As many of us know, activity helps maintain flexibility in the physical tissues like muscles, bones, and joints. Frequent movement - tennis, walking, dancing or any other physical activity helps to maintain the inherent strength and integrity of the body structure and the muscles which hold it together. Freedom to move is one of the simplest feedoms we have and can be well maintained with proper repetitive activity. With lack of movement, the tissues and semi-liquid portions of your joints start to harden - both restricting mobility and causing pain. The only way to avoid this hardening is to keep exercising. Even your bones have flexibility related to the manner in which they consume nourishment and go through their natural building and rebuilding processes. Bone flexibility ensures fewer breaks related to impact and other unforeseen mishaps we may encounter in our daily lives.

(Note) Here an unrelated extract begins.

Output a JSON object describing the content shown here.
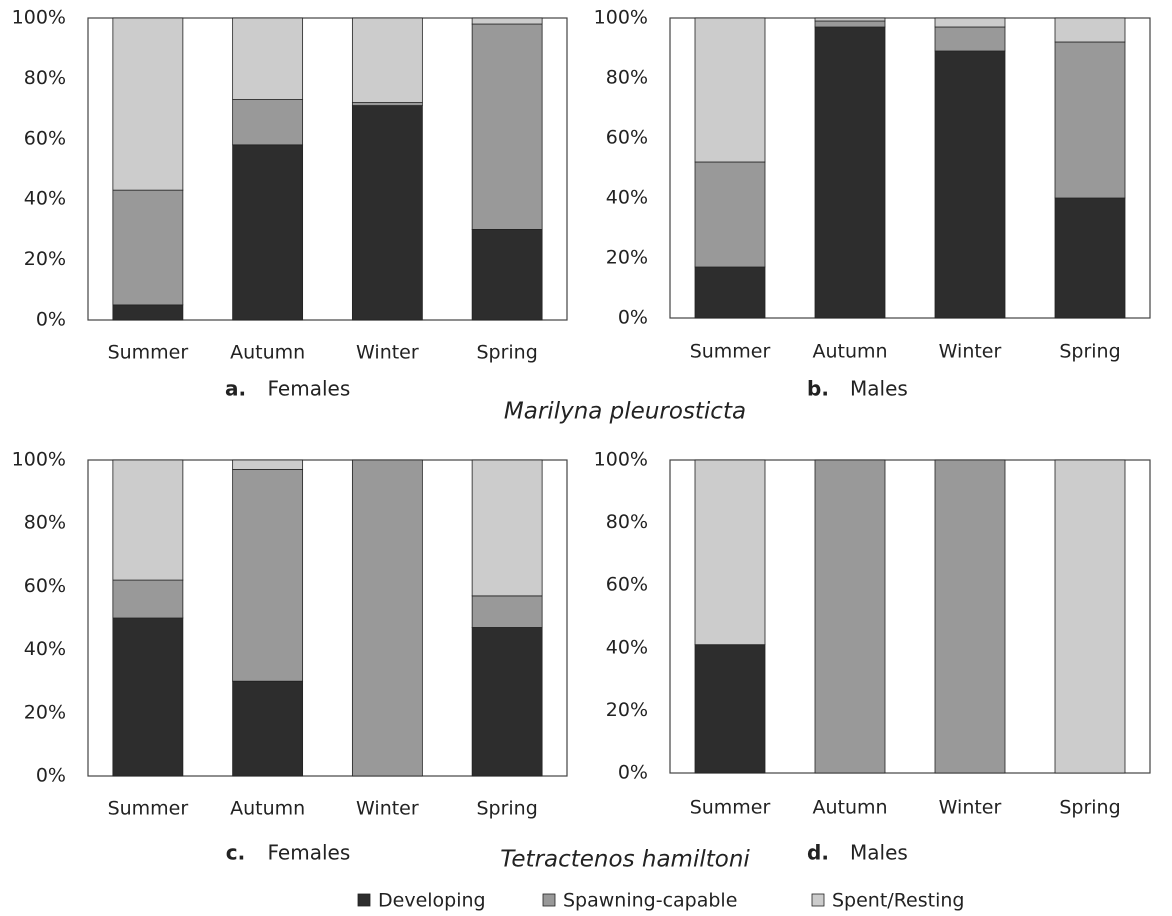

A hardening of veins, arteries and lymph vessels (part of your immune system) restricts the ability of these systems to work properly. When your vessels harden you are more susceptible to internal pressure problems, scarring, clotting, and rupture all of which result in very serious and sometimes life threatening conditions. Again the flexibility of these tissues can be maintained with some form of cardio exercise.

It was classically thought that people could keep their mental acuity by doing “mental exercises” such as thinking games, reading, and puzzles. Thus far, there is no conclusive evidence that these activities actually maintain brain function. I’m not saying stop doing them - just because proof hasn’t been found yet doesn’t mean it doesn’t exist - but I am noting that the only result these activities have shown is better capability at solving thinking games, reading and puzzles. Cardio-vascular activity, however has actually been found to force the body to nourish the outer covering of nerves and nerve endings called the myaline sheath. In some extreme cases some studies have actually shown an increase in brain mass as a result of adhering to a new cardio routine. These results are not terribly conclusive, but even the possibility is encouraging.

Even your organs benefit from this heart pumping exercise. Cardio encourages your body to utilize oxygen and electrolytes which acts as the energy and nourishment for every one of your cells. Your liver, pancreas, stomach, lungs, intestines, and sex organs all benefit from continued activity in older age.

Hopefully I have convinced you that exercise - both cardio-vascular and strength - is extremely important as we grow older. The only question now is how much of each? Certainly it doesn’t make much sense to be doing more activity as we get older than we did when we were young and spry in our teens and early 20’s. Your body will slow down and natural processes will indeed make it more difficult to physically perform the way you did when your body was younger, but this means that to maintain some level of strength, balance and flexibility as we age, we must in fact put more effort into that maintenance. If you have the time, spend more time exercising when you are older than you did when you were young. Certainly not to the intensity you did when you were younger and don’t just jump right into it if you have been without exercise for a while, but your body will respond to exercise as you age the same as when it was younger - just more slowly. If you have the time to invest three or four hours a day of good physical activity whether that activity be in the gym, on the golf course, or anywhere else ... do it! Keeping your body active truly is the secret to everlasting life - at least everlasting capability and independence through a longer life.